For that particular tide gauge, at Rodrigues, Mauritius, the Alt–TG method uncovered a 4-cm jump, which was eventually found to be caused by two calibration sensors whose cables had been inadvertently switched during a site visit. For three other cases (Majuro, Cocos, and Rørvik), offsets were uncovered which we subsequently discovered had already been corrected by the data originators even though the updated data had not yet entered the RQ archive. In most of the other cases, small offsets of only a few cm were found to occur in conjunction with a break in the tide-gauge time series, often associated with a change in sensor. Most of these are probably legitimate offsets unassociated with any geophysical process, although the case of Pape‘ete is not especially convincing because the offset is so small and two altimeter datasets disagree on its magnitude. The case of Ponta Delgado is also questionable because the implied VLM disagrees with nearby GNSS data; placement of a GNSS station properly collated at the tide gauge would be valuable for resolving that issue. On the other hand, the case of Santa Cruz is especially convincing even though the offsets are very small (only 1 and 3 cm), because site visits did occur around the times of offsets and because the implied VLM is more internally consistent and also externally consistent with nearby GNSS data.
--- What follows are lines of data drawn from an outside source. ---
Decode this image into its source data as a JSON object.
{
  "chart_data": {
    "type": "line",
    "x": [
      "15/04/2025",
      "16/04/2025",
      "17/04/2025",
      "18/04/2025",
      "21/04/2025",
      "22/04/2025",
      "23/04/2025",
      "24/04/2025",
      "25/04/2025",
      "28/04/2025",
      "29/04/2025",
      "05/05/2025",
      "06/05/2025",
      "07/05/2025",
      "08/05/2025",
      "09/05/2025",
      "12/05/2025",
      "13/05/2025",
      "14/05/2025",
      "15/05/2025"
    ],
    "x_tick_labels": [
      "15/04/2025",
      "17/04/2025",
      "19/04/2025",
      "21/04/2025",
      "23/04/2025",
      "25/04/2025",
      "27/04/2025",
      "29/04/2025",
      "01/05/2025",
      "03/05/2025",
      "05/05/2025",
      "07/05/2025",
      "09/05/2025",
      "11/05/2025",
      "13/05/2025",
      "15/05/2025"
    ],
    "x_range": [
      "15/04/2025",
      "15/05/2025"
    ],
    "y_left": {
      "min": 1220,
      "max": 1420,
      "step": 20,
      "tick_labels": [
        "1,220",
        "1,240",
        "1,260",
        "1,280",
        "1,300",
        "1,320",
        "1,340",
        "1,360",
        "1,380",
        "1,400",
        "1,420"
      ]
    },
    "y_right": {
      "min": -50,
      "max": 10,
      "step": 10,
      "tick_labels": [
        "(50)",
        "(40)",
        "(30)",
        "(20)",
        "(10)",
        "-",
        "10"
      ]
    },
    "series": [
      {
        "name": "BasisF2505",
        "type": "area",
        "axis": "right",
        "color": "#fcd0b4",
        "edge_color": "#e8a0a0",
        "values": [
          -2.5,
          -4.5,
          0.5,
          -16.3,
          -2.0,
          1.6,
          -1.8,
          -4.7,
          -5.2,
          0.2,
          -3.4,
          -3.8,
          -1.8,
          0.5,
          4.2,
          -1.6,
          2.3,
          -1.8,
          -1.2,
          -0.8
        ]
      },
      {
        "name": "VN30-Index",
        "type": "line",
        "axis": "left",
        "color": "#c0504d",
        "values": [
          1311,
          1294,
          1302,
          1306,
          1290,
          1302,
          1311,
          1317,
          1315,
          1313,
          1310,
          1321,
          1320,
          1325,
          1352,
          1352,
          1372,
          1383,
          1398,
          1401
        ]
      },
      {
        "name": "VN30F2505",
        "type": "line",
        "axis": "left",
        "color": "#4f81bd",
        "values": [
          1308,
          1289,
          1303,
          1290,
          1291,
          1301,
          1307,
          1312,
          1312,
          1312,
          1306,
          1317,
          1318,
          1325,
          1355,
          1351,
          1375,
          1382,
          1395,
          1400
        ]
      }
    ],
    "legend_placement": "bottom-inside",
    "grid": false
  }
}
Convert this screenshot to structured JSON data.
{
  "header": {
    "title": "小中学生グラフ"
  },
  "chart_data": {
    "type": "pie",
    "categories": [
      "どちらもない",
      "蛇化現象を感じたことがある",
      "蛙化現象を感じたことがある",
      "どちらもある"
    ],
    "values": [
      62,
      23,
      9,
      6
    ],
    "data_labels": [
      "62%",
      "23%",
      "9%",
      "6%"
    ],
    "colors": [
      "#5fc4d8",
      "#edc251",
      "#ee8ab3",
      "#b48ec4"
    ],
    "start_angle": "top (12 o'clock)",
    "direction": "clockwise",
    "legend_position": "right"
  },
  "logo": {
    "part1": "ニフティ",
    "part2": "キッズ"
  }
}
Most of the discovered offsets are small, some only a few cm; the largest is 10.4 cm. The ability of the Alt–TG method to uncover such small errors is a function of the noise level in the differenced time series, and this depends critically on whether the altimeter and tide gauge are successfully measuring identical ocean signals. In general, this is more likely for tide gauges located on small islands in the open ocean and less likely for gauges surrounded by large expanses of land. These are only general statements, however, and we have found the method worked at the Rørvik tide gauge, which is situated in a narrow strait otherwise surrounded by land. While it does fail in some coastal environments (in the sense that Alt–TG noise levels are too large to detect small offsets), the use of satellite altimetry appears to be a powerful technique for quality control of modern (post-1992) tide-gauge data. As the IOC tide-gauge manuals recommend (UNESCO/IOC 2020), the UHSLC data are routinely checked for offsets using the Alt–TG approach, and the method is recommended as standard procedure for all tide-gauge operators and sea-level data centers.